Airline Passenger Complaints Surge

Daily Business Memo:

Airline passengers are getting grumpier and complaining more about the shrinking size of seats and being bumped from overbooked flights. Passenger complaints to the U.S. Transportation Department rose by one-fifth last year. The surge came despite a higher percentage of on-time flights in 2012 than during the year before.

"The way airlines have taken 130-seat airlines and expanded them to 150 seats to squeeze out more revenue is finally catching up with them," says Dean Headley, a business professor at the University of Kansas. "People are saying, 'Look I don't fit here. Do something about this.' At some point airlines can't keep shrinking seats to put more people into the same tube."

Charlie Leocha of the Consumer Travel Alliance says the Internet makes it easier for passengers to air their frustrations. "Because of the new online complaints systems, which send your complaints directly to DOT, consumers now have a way to complaint more easily."

Some people have had it with TV. They've had enough of the 100-plus channel universe. They don't like timing their lives around network show schedules. They're tired of $100-plus monthly cable bills.

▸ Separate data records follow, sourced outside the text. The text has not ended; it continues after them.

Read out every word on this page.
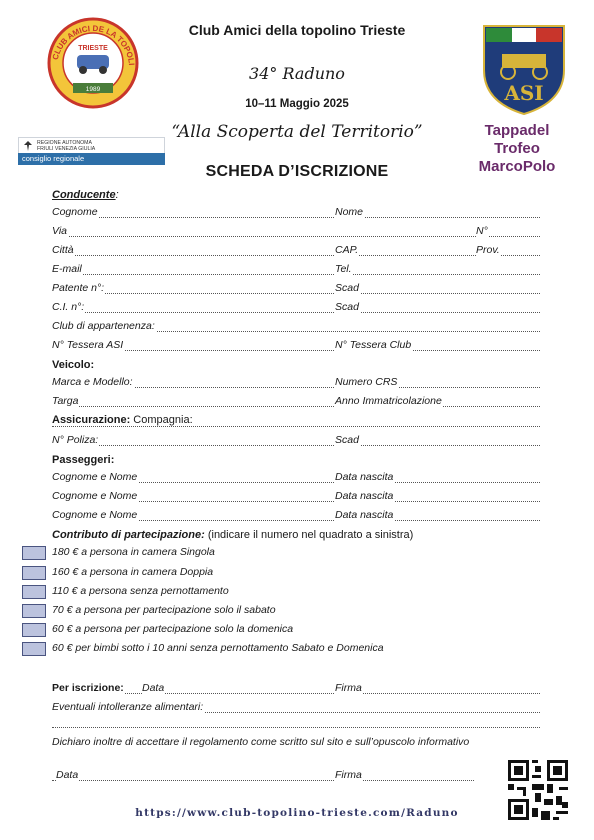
Club Amici della topolino Trieste
34° Raduno
10–11 Maggio 2025
“Alla Scoperta del Territorio”
SCHEDA D’ISCRIZIONE
CLUB AMICI DE LA TOPOLI
TRIESTE
1989	ASI
Tappadel
Trofeo
MarcoPolo
REGIONE AUTONOMA
FRIULI VENEZIA GIULIA
consiglio regionale
Conducente:
Cognome	Nome
Via	N°
Città	CAP.	Prov.
E-mail	Tel.
Patente n°:	Scad
C.I. n°:	Scad
Club di appartenenza:
N° Tessera ASI	N° Tessera Club
Veicolo:
Marca e Modello:	Numero CRS
Targa	Anno Immatricolazione
Assicurazione: Compagnia:
N° Poliza:	Scad
Passeggeri:
Cognome e Nome	Data nascita
Cognome e Nome	Data nascita
Cognome e Nome	Data nascita
Contributo di partecipazione: (indicare il numero nel quadrato a sinistra)
180 € a persona in camera Singola
160 € a persona in camera Doppia
110 € a persona senza pernottamento
70 € a persona per partecipazione solo il sabato
60 € a persona per partecipazione solo la domenica
60 € per bimbi sotto i 10 anni senza pernottamento Sabato e Domenica
Per iscrizione: Data	Firma
Eventuali intolleranze alimentari:
Dichiaro inoltre di accettare il regolamento come scritto sul sito e sull’opuscolo informativo
Data	Firma
https://www.club-topolino-trieste.com/Raduno
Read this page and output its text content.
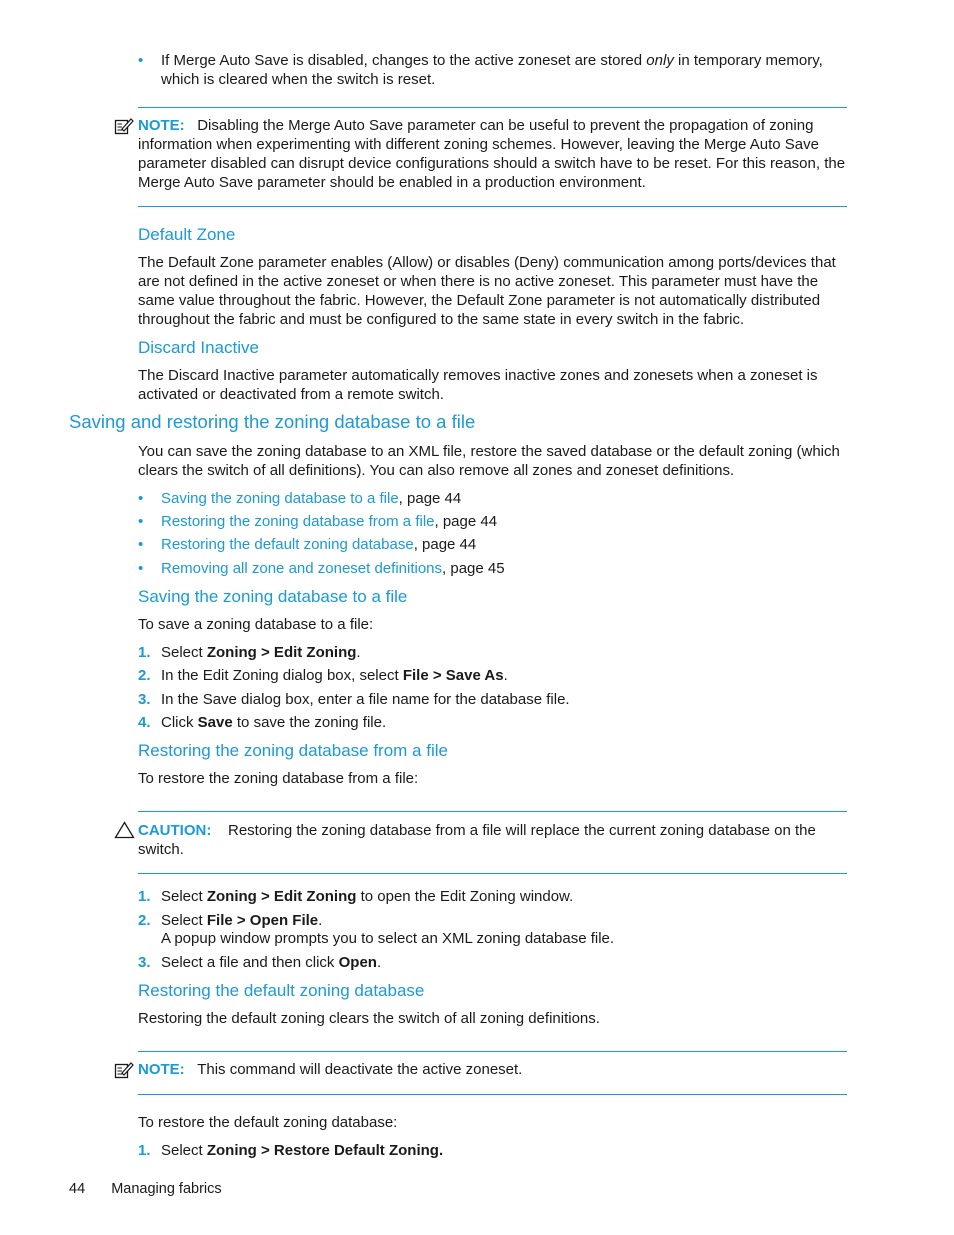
• If Merge Auto Save is disabled, changes to the active zoneset are stored only in temporary memory, which is cleared when the switch is reset.
NOTE: Disabling the Merge Auto Save parameter can be useful to prevent the propagation of zoning information when experimenting with different zoning schemes. However, leaving the Merge Auto Save parameter disabled can disrupt device configurations should a switch have to be reset. For this reason, the Merge Auto Save parameter should be enabled in a production environment.
Default Zone
The Default Zone parameter enables (Allow) or disables (Deny) communication among ports/devices that are not defined in the active zoneset or when there is no active zoneset. This parameter must have the same value throughout the fabric. However, the Default Zone parameter is not automatically distributed throughout the fabric and must be configured to the same state in every switch in the fabric.
Discard Inactive
The Discard Inactive parameter automatically removes inactive zones and zonesets when a zoneset is activated or deactivated from a remote switch.
Saving and restoring the zoning database to a file
You can save the zoning database to an XML file, restore the saved database or the default zoning (which clears the switch of all definitions). You can also remove all zones and zoneset definitions.
• Saving the zoning database to a file, page 44
• Restoring the zoning database from a file, page 44
• Restoring the default zoning database, page 44
• Removing all zone and zoneset definitions, page 45
Saving the zoning database to a file
To save a zoning database to a file:
1. Select Zoning > Edit Zoning.
2. In the Edit Zoning dialog box, select File > Save As.
3. In the Save dialog box, enter a file name for the database file.
4. Click Save to save the zoning file.
Restoring the zoning database from a file
To restore the zoning database from a file:
CAUTION: Restoring the zoning database from a file will replace the current zoning database on the switch.
1. Select Zoning > Edit Zoning to open the Edit Zoning window.
2. Select File > Open File.
A popup window prompts you to select an XML zoning database file.
3. Select a file and then click Open.
Restoring the default zoning database
Restoring the default zoning clears the switch of all zoning definitions.
NOTE: This command will deactivate the active zoneset.
To restore the default zoning database:
1. Select Zoning > Restore Default Zoning.
44 Managing fabrics
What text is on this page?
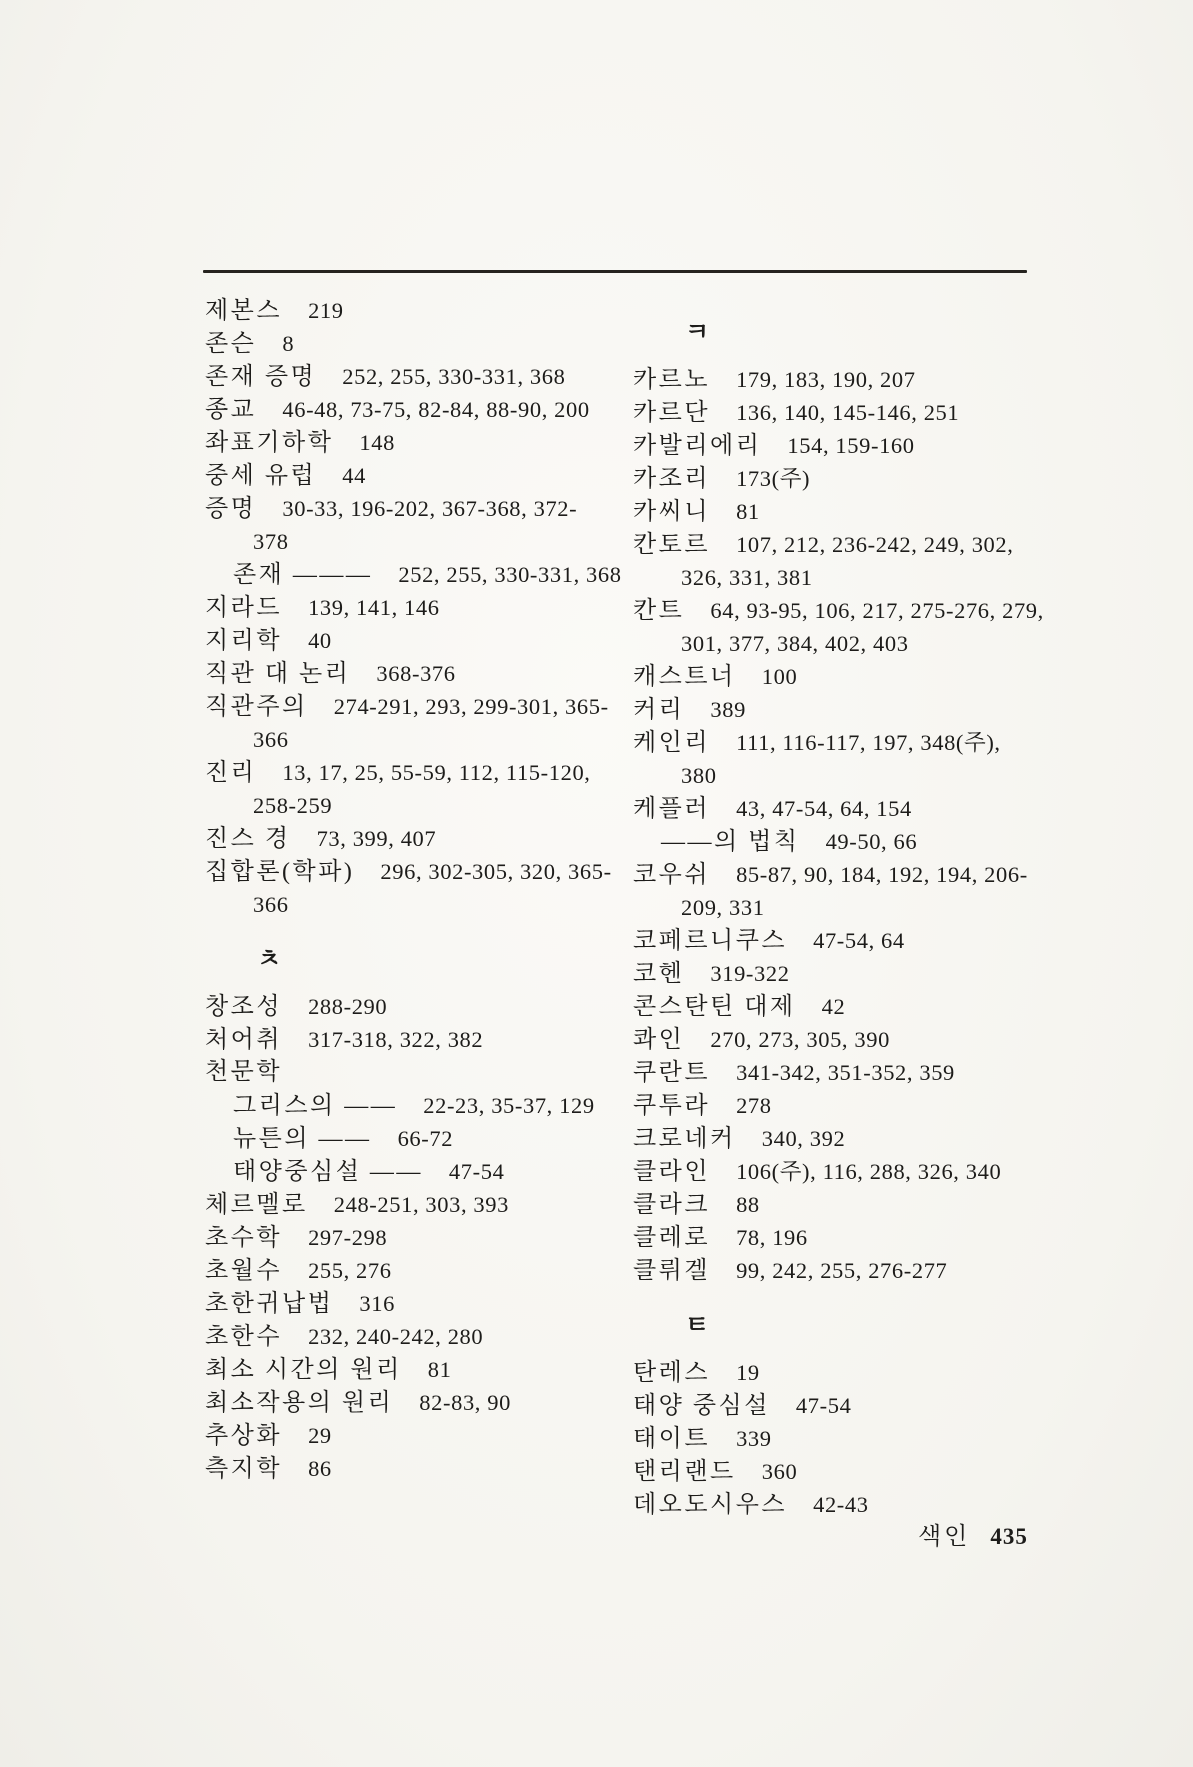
제본스 219
존슨 8
존재 증명 252, 255, 330-331, 368
종교 46-48, 73-75, 82-84, 88-90, 200
좌표기하학 148
중세 유럽 44
증명 30-33, 196-202, 367-368, 372-
378
존재 ——— 252, 255, 330-331, 368
지라드 139, 141, 146
지리학 40
직관 대 논리 368-376
직관주의 274-291, 293, 299-301, 365-
366
진리 13, 17, 25, 55-59, 112, 115-120,
258-259
진스 경 73, 399, 407
집합론(학파) 296, 302-305, 320, 365-
366
ㅊ
창조성 288-290
처어취 317-318, 322, 382
천문학
그리스의 ―― 22-23, 35-37, 129
뉴튼의 ―― 66-72
태양중심설 ―― 47-54
체르멜로 248-251, 303, 393
초수학 297-298
초월수 255, 276
초한귀납법 316
초한수 232, 240-242, 280
최소 시간의 원리 81
최소작용의 원리 82-83, 90
추상화 29
측지학 86
ㅋ
카르노 179, 183, 190, 207
카르단 136, 140, 145-146, 251
카발리에리 154, 159-160
카조리 173(주)
카씨니 81
칸토르 107, 212, 236-242, 249, 302,
326, 331, 381
칸트 64, 93-95, 106, 217, 275-276, 279,
301, 377, 384, 402, 403
캐스트너 100
커리 389
케인리 111, 116-117, 197, 348(주),
380
케플러 43, 47-54, 64, 154
――의 법칙 49-50, 66
코우쉬 85-87, 90, 184, 192, 194, 206-
209, 331
코페르니쿠스 47-54, 64
코헨 319-322
콘스탄틴 대제 42
콰인 270, 273, 305, 390
쿠란트 341-342, 351-352, 359
쿠투라 278
크로네커 340, 392
클라인 106(주), 116, 288, 326, 340
클라크 88
클레로 78, 196
클뤼겔 99, 242, 255, 276-277
ㅌ
탄레스 19
태양 중심설 47-54
태이트 339
탠리랜드 360
데오도시우스 42-43
색인 435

A growing number of them have stopped paying for cable and satellite TV service, and don't even use an antenna to get free signals over the air. These people are watching shows and movies on the Internet, sometimes via cellphone connections. Last month, the Nielsen Co. started labeling people in this group "Zero TV" households because they fall outside the traditional definition of a TV home. There are 5 million of these residences in the United States, up from 2 million in 2007.

Winning back the Zero TV crowd will be one of the many issues broadcasters discuss at their national meeting, called the NAB Show, taking place this week in Las Vegas. "Getting broadcast programming on all the gizmos and gadgets - like tablets, the backseats of cars and laptops - is hugely important," says Dennis Wharton of the NAB.

First the good news about newspaper ad revenue. At least it did not fall off a cliff last year. The Newspaper Association of America reports total revenue in 2012 fell 2 percent. That's the smallest drop in six years. The association says publishers turned to new businesses and raised more money from online subscriptions.

Is it time for a spring swoon for the economy? Some experts are warning that the jobs market might be in for more disappointments in the spring and summer. The March report from the government showed a sharp drop in new jobs compared to the previous three months.

Government spending from the sequester could take a bite out of jobs, Federated Investors market expert Phil Orlando said. "We know there's $85 billion in spending that's going to come out of the economy in the next six months." And Orlando says health care overhaul is affecting full-time employment. "One of the key elements of the Affordable Care Act is that if you are a full-time employee, which they're defining as someone who is working 30 hours or more a week, then you are entitled to health care benefits. What a lot of companies are doing right now is they are chopping the hours of those workers to below 30 hours a week."

These employers might be hiring more workers, says Orlando, but reducing their weekly hours "so they don't have to provide health-care benefits."